Inventive forms of informal corporal punishment (as recalled by the boys):
leaning against the blackboard using only their nose as support
being asked to look very closely at a speck on the blackboard and then having the back of your head slapped to create a suitable impact
being picked up by the lapels and pinned against the wall
being hauled up to tip-toes from a sitting position by the "side-burns"
My first docket & Spike asking how many whacks I wanted and not taking none as an answer!(SL)
That overwhelming sense of relief when you discovered that Mr. Ingram was meting out 'the whack' and not Mr. Rigby, Mr. Matthews etc. etc.......
The pathetic attempts at sneaking past detention duty prefects, using some alternative route, and resorting to all kinds of hamfisted pretences to convince them that you'd been there all morning (such as stuffing your overcoat into your bag!).

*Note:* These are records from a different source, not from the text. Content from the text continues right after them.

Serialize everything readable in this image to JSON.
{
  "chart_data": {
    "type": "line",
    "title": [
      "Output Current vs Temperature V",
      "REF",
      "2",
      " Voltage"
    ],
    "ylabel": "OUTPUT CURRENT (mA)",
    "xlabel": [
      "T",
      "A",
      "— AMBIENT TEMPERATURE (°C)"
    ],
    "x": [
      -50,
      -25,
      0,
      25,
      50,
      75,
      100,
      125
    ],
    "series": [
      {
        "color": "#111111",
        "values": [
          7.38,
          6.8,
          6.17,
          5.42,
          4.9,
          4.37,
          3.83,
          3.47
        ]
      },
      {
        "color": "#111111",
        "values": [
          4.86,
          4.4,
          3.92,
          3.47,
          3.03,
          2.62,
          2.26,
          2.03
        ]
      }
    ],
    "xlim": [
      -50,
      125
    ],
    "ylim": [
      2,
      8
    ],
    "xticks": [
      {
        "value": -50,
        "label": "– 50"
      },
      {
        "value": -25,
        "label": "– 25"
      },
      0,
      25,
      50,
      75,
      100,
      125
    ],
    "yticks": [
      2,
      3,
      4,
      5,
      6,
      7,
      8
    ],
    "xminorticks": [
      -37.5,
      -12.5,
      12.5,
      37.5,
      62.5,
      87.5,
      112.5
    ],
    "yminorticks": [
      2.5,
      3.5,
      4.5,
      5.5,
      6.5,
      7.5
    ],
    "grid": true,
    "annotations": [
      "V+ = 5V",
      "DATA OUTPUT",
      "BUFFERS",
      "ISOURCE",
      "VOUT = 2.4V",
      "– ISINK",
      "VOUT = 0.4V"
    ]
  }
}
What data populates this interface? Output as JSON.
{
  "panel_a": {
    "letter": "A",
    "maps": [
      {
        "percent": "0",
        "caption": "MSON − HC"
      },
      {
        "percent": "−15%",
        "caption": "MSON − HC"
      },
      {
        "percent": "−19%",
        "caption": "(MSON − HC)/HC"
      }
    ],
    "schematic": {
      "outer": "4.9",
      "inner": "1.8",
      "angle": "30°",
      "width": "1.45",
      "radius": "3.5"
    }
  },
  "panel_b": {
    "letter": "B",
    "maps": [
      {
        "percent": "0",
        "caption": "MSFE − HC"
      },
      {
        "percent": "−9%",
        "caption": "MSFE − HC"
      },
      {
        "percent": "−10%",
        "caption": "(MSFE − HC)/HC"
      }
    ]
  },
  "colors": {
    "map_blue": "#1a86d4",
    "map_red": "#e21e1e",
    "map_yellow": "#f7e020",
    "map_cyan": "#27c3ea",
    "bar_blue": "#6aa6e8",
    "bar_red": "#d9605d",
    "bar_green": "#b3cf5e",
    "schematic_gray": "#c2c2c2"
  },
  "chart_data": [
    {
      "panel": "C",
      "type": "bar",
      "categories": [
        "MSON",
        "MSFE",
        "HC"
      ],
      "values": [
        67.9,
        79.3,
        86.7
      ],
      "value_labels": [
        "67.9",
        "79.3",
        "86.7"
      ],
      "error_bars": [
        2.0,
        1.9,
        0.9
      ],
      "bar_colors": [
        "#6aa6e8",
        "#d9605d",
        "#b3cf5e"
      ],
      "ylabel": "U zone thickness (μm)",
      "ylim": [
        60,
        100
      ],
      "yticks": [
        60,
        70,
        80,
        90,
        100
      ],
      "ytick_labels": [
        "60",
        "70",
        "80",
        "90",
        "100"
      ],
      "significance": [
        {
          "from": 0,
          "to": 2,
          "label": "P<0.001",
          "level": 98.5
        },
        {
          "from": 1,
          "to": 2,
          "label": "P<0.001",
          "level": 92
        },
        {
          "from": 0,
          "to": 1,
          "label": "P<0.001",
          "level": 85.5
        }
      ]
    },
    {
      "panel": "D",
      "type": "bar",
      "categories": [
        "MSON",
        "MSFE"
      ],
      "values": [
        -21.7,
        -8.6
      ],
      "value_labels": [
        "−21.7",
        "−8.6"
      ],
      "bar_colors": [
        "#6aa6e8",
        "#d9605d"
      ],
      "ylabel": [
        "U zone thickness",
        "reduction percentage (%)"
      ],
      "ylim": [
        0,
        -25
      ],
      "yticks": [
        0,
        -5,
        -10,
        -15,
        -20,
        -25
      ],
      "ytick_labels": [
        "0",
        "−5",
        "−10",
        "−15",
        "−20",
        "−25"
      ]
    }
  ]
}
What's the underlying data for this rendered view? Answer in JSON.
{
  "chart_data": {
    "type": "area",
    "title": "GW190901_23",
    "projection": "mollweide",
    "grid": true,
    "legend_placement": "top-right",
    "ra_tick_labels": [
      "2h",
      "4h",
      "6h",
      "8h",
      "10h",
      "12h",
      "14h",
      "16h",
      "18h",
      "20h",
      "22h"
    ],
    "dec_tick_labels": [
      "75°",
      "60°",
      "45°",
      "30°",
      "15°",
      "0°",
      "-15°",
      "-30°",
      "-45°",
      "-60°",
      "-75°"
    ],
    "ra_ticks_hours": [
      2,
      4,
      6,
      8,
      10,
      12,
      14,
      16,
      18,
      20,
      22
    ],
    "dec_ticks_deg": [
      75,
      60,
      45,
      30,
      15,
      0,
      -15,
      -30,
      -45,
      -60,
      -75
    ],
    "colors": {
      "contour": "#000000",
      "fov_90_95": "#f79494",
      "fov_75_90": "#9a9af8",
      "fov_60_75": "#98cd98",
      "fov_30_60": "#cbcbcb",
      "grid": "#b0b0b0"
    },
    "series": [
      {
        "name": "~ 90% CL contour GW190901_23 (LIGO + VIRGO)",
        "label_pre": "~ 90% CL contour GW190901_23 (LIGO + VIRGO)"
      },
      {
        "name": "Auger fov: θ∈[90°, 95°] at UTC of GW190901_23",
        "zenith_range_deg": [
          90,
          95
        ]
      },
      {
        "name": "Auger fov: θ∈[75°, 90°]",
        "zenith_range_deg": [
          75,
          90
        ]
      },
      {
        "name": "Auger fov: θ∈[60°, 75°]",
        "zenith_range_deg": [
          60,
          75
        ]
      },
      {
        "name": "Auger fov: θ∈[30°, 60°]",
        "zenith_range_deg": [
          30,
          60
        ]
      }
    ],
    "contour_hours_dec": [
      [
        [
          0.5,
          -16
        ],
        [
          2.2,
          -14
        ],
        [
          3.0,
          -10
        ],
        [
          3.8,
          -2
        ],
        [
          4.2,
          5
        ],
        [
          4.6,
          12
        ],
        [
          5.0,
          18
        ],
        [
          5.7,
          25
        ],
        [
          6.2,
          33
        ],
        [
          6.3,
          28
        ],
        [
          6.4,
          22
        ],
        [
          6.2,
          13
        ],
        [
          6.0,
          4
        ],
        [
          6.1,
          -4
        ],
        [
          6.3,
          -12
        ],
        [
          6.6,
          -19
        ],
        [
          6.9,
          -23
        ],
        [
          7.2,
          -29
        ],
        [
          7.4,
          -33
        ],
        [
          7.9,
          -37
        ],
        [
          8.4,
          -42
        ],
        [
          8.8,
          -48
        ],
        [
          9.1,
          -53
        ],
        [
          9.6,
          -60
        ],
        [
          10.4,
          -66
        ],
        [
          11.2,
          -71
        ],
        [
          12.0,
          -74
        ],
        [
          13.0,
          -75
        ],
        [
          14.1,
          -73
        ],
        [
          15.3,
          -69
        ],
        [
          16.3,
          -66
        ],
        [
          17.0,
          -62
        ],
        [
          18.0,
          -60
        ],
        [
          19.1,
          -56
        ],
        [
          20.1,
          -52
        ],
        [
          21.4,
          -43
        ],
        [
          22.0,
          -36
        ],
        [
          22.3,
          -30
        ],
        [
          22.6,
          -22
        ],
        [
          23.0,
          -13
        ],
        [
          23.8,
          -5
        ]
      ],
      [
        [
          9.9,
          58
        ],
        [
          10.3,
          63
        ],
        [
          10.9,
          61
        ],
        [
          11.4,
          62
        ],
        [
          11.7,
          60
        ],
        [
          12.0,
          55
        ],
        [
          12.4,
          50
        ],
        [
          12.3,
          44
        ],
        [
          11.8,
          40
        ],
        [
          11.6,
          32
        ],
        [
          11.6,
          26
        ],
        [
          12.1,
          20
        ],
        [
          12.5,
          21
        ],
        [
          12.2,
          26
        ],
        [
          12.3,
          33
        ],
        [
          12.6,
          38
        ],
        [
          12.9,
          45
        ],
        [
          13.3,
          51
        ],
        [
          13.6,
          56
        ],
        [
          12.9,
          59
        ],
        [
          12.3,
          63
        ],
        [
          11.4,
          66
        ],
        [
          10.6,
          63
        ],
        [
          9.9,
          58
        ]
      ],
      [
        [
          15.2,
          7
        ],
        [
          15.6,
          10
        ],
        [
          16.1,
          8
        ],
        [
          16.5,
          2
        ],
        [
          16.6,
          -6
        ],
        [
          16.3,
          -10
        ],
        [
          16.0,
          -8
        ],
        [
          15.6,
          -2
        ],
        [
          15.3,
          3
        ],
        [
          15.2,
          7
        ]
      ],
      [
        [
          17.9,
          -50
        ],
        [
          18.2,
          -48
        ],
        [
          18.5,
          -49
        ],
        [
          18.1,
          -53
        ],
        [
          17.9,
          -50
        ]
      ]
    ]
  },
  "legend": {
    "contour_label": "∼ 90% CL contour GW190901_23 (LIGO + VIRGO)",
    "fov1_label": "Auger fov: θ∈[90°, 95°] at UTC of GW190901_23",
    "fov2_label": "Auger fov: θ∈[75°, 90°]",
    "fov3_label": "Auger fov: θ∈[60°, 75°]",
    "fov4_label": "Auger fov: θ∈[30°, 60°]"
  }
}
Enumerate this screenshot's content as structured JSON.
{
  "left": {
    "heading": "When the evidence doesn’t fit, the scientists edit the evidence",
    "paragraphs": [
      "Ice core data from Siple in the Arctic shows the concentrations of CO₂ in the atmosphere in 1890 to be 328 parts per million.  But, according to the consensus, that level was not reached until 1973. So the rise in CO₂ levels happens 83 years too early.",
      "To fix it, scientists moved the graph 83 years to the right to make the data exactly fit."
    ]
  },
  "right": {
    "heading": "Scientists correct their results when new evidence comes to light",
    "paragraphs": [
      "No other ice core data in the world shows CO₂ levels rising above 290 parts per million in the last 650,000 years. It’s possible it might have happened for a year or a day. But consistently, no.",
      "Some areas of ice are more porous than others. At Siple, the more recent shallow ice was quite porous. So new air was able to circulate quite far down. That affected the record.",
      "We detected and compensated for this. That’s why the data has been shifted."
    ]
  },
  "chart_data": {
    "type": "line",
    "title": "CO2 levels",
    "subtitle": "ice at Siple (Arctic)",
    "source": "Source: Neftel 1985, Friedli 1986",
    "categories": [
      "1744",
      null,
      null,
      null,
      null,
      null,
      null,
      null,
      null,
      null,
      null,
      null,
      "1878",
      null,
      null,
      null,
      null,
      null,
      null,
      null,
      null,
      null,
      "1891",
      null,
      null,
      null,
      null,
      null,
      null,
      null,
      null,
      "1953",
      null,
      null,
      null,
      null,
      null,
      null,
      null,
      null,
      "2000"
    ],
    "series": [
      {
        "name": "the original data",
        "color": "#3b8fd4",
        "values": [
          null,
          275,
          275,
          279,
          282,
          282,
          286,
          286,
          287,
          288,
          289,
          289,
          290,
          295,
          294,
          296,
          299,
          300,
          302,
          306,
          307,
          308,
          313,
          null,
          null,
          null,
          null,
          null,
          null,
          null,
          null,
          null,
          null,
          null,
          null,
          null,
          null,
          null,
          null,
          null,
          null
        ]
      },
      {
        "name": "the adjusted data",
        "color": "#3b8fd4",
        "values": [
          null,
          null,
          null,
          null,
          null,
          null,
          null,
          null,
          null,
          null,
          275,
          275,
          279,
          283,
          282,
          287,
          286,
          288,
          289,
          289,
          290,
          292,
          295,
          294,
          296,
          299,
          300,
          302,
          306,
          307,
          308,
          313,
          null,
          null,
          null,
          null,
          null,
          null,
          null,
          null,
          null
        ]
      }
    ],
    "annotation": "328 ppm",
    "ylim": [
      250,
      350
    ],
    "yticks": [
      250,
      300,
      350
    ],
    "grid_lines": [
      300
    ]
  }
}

A bright lad in the entry year 1968 (Anthony Greenwood) was sent to show his exemplary work to the headmaster . The Headmaster allegedly assumed the usual reason for a pupil knocking at his door and promptly administered the strap! On realising his mistake the Headmaster apparently apologised and then gave the boy a credit note excusing him the strap should he ever require future discipline
( corroborated staff sources).
Being sent to the Headmaster for refusing to pick up books on the floor after a master had thrown them at me. Unusually on this occasion the headmaster believed my story, and just told me to apologise to the master concerned, no doubt an implied rebuke for the master ( PJF).
On another occasion, I was tripped up by another boy on leaving the assembly hall - the result of which was both being sent to the Headmaster. After hearing my story, the Headmaster requested that I bend over the chair for the usual punishment. On questioning why, as I was the victim, the Headmaster replied that although he fully believed my story, not beating me might result in a worse fate later that day (behind the pavilion!).
I chose to take my chance and left the Headmaster's office unscathed on that occasion.
Letter to Mark Brennan (out of the oblivion!) - new evidence -
From Education Act 2 1986
Where in proceedings, it is shown that corporal punishment has been given to a pupil by or on the authority of a member of staff, giving punishment cannot be justified on the ground that it was done in pursuance of a right exercisable by the member of staff of his position as such.
1998: Corporal Punishment was made illegal in ALL schools
Corporal punishment given by, or on the authority of, a member of staff to a child
cannot be justified in any proceedings on the ground that it was given in pursuance of a right exercisable by the member of staff by virtue of his position as such.